Review: The Man With the Iron Fists
PLOT: In feudal China, a humble blacksmith (RZA) is caught in a battle for power between a virtuous clan leader (Rick Yune) and his evil second-in-command (Byron Mann). Meanwhile, a mysterious English solider of fortune, Jack (Russell Crowe) arrives at Madam Blossom's (Lucy Liu) brothel for a few days of “relaxation”- but does he have more on his mind that orgies and opium?
REVIEW: I was very disappointed to hear that Universal wasn't screening THE MAN WITH THE IRON FISTS for the press in Montreal. I'm a hard-core Kung-Fu flick fan from way back, and I was looking forward to seeing what the RZA- a long time Shaw-Bros devotee, had cooked up for his feature directorial debut.
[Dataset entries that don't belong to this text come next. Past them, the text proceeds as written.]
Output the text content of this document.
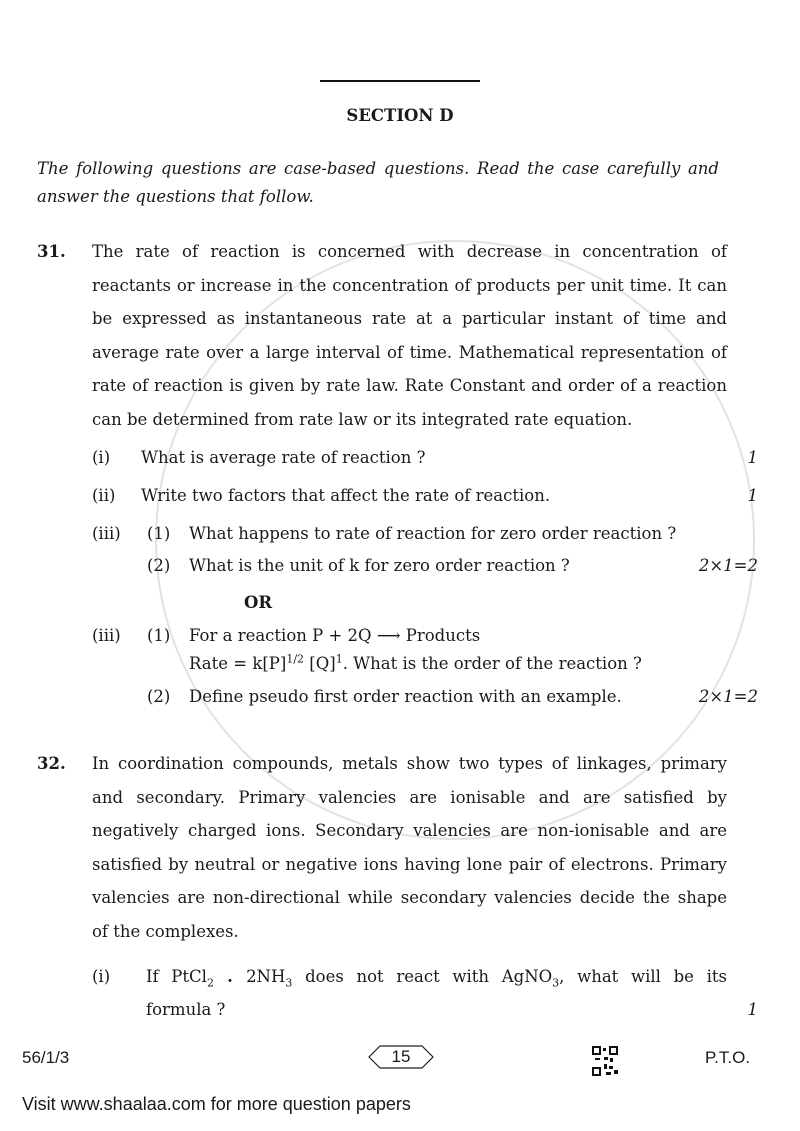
SECTION D
The following questions are case-based questions. Read the case carefully and answer the questions that follow.
31. The rate of reaction is concerned with decrease in concentration of
reactants or increase in the concentration of products per unit time. It can
be expressed as instantaneous rate at a particular instant of time and
average rate over a large interval of time. Mathematical representation of
rate of reaction is given by rate law. Rate Constant and order of a reaction
can be determined from rate law or its integrated rate equation.
(i) What is average rate of reaction ?	1
(ii) Write two factors that affect the rate of reaction.	1
(iii) (1) What happens to rate of reaction for zero order reaction ?
(2) What is the unit of k for zero order reaction ?	2×1=2
OR
(iii) (1) For a reaction P + 2Q ⟶ Products
Rate = $k[P]^{1/2}$ $[Q]^1$. What is the order of the reaction ?
(2) Define pseudo first order reaction with an example.	2×1=2
32. In coordination compounds, metals show two types of linkages, primary
and secondary. Primary valencies are ionisable and are satisfied by
negatively charged ions. Secondary valencies are non-ionisable and are
satisfied by neutral or negative ions having lone pair of electrons. Primary
valencies are non-directional while secondary valencies decide the shape
of the complexes.
(i) If PtCl$_2$ . $2NH_3$ does not react with AgNO$_3$, what will be its
formula ?	1
56/1/3	15	P.T.O.
Visit www.shaalaa.com for more question papers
So, like any good genre fan, I ignored the reviews, ponied up my $12.50, and checked out a matinee hoping for the best. Certainly, any hardcore action flick with Russell Crowe, and eye-candy like Lucy Liu and Jamie Chung couldn't be all bad? Eh, not quite- but close enough.
While THE MAN WITH THE IRON FISTS tries hard to pay tribute to old-school Shaw Bros., favorites like FIVE FINGERS OF DEATH, or FIVE DEADLY VENOMS, RZA's film is frustratingly uneven. Perhaps he bit off a bit more than he could chew with this all-out Kung-Fu extravaganza. Certainly, no one who's listened to his commentary tracks on the Dragon Dynasty Shaw flicks can dispute that he knows the genre well- but in making it contemporary by including wall-to-wall hip hop, and dodgy CGI, RZA kinda kills the vibe he was going for. In the end, this comes off like one of the dozens of Chinese movies Miramax bought in the nineties, and re-release with inappropriate hip-hop soundtracks and all to contemporary dialogue.
Given that he's mostly known for his work with Wu-Tang, it's not a huge surprise that RZA loaded his soundtrack with hip-hop, but I can't help but wonder how the film would have come off had he taken a page from executive producer Quentin Tarantino and given the film more of a Shaw appropriate sound, as RZA himself did with the KILL BILL VOL. 1 score. That said, hip-hop is far from the film's only trouble.
The plot, as per most Shaw Bros., epics is nonsensical- so, I guess that can't be considered too harsh a criticism, although the jokey way everything is set into motion makes this feel like yet another wannabe Grindhouse throwback. The thing is, the sincerity of true Grindhouse movies is what really makes them special, and goofy as they are, the Shaw films were never self-consciously bad. In a way, RZA himself (along with co-writer Eli Roth) seems to recognize this, with the film suddenly taking an ultra-earnest turn in the second half, revealing the blacksmith's roots as a runaway slave. I suppose he felt the need to explain how a black dude ended up in a Chinese village, but considering that everyone speaks English in Feudal China, this wasn't really necessary- and it's too little too late.
Everything lousy about THE MAN WITH THE IRON FISTS could have been forgiven had the fights been up to snuff, but on the whole they aren't, despite choreography by Corey Yuen, a Hong Kong film legend. The sloppy editing, close cutting, and shady wire-work ruins pretty much all of the fights, even when featuring legit martial artists like Cung Le and Dave Bautista (playing a warrior capable of turning to iron at will). Really, the only time the film comes to life is in the scenes featuring either Lucy Liu or Russell Crowe. Liu seems to be having a ball paying homage to her own part in KILL BILL- although she's probably more sympathetic here (and looks delicious, as does Jamie Chung as her number one girl). Crowe, while certainly not a martial artist (and pretty paunchy with his NOAH weight)- looks like he's having the time of his life as a seedy English Mercenary, and despite rumors to the contrary, it's not simply a cameo. His introduction, where he demonstrates the gory effectiveness of his knife-gun combo, is pretty damn juicy, and he chews the scenery with panache. As for leading man, RZA- he does relatively well, and seems like a pretty good martial artist, but he seems a little passive to make for a really intriguing hero.
In the end, it's Liu and Crowe who save the movie, along with the occasional bit of over the top nonsense courtesy of the villain (Byron Mann, sporting a Rod Stewart circa 1984 mullet) that makes this almost worth seeing. While I can't really recommend rushing out to see it in theaters, when it inevitably hits Netflix or cable, it might be worth checking out with some buds. But other than that, this is a definite pass.